In Israel it is common practice for kohanim to bless the congregation on a daily basis towards the end of the repetition of the Amida prayer. In the Diaspora it is a much less frequent occurrence, which takes place only on the festivals of Pesah, Shavu’ot and Sukkot, as well as on the High Holy Days.
The Mishna teaches that a kohen whose hands are disfigured should not participate in this blessing; according to Rabbi Yehuda if someone’s hands are colored with dye he too should not participate, as it will be distracting to the congregants. Although the popular notion is that it is forbidden to look at the hands of the kohanim while they are offering the blessing, since the Sages teach that the presence of the Almighty appears there at that time, the rishonim already have noted that the sense of Divine presence during the Priestly Blessing is only true in the Temple. Thus, the Meiri and Rid – echoing the Talmud Yerushalmi – explain that the concern here is that the congregants may be distracted from paying attention to the berakha. Based on this, we find the ruling of the Rema in the Shulhan Aruk (Orah Hayyim 128:30) that if the local custom requires the kohen to cover himself with a tallit during the blessing, the restrictions of the Mishna would not apply.

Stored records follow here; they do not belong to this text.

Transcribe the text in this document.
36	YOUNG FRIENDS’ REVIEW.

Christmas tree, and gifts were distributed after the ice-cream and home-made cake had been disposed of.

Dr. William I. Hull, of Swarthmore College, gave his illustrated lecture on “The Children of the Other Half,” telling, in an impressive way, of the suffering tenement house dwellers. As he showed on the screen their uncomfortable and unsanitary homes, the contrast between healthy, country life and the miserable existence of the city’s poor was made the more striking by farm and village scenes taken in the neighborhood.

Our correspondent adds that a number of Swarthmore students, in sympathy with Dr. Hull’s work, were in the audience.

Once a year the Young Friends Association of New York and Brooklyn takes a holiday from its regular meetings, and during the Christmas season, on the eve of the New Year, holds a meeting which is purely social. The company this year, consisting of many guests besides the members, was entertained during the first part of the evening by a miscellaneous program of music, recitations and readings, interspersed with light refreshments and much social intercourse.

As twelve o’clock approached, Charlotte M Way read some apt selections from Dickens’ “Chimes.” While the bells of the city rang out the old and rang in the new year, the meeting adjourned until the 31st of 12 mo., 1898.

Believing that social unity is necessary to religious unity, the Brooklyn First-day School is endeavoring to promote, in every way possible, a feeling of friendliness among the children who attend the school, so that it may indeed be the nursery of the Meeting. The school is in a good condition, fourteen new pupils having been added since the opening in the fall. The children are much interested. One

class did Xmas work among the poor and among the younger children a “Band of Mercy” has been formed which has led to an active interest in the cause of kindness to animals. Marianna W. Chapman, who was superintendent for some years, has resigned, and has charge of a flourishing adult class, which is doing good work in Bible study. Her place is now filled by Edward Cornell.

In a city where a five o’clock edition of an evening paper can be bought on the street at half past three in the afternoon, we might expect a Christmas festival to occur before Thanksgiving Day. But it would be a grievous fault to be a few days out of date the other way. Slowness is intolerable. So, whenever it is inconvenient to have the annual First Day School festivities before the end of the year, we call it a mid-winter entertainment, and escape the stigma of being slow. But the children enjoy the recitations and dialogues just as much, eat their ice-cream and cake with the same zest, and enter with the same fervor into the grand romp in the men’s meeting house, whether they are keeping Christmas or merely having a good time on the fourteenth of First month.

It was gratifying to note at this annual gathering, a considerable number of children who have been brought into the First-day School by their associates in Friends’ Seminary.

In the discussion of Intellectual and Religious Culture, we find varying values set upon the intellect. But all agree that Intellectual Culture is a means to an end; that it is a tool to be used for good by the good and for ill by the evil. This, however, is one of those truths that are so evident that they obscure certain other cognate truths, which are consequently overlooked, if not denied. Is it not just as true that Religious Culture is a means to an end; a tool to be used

Other limitations which may restrict kohanim from participating in the blessing include those whose pronunciation of the blessing is less that perfect. The baraita teaches that the people of Beit She’an, Beit Haifa and Tivonin were not permitted to bless the people because they could not distinguish between the pronunciation of the letter aleph and the letter ayin.
Unlike the people who grew up in the southern part of Israel, people who were raised in the Galilee – and, apparently, in particular cities in the Galilee where there was a large non-Jewish population – did not learn proper Hebrew pronunciation. Guttural sounds with origins in the throat – like the letters ayin and het – were difficult for those who grew up in places where languages other than Hebrew were prevalent.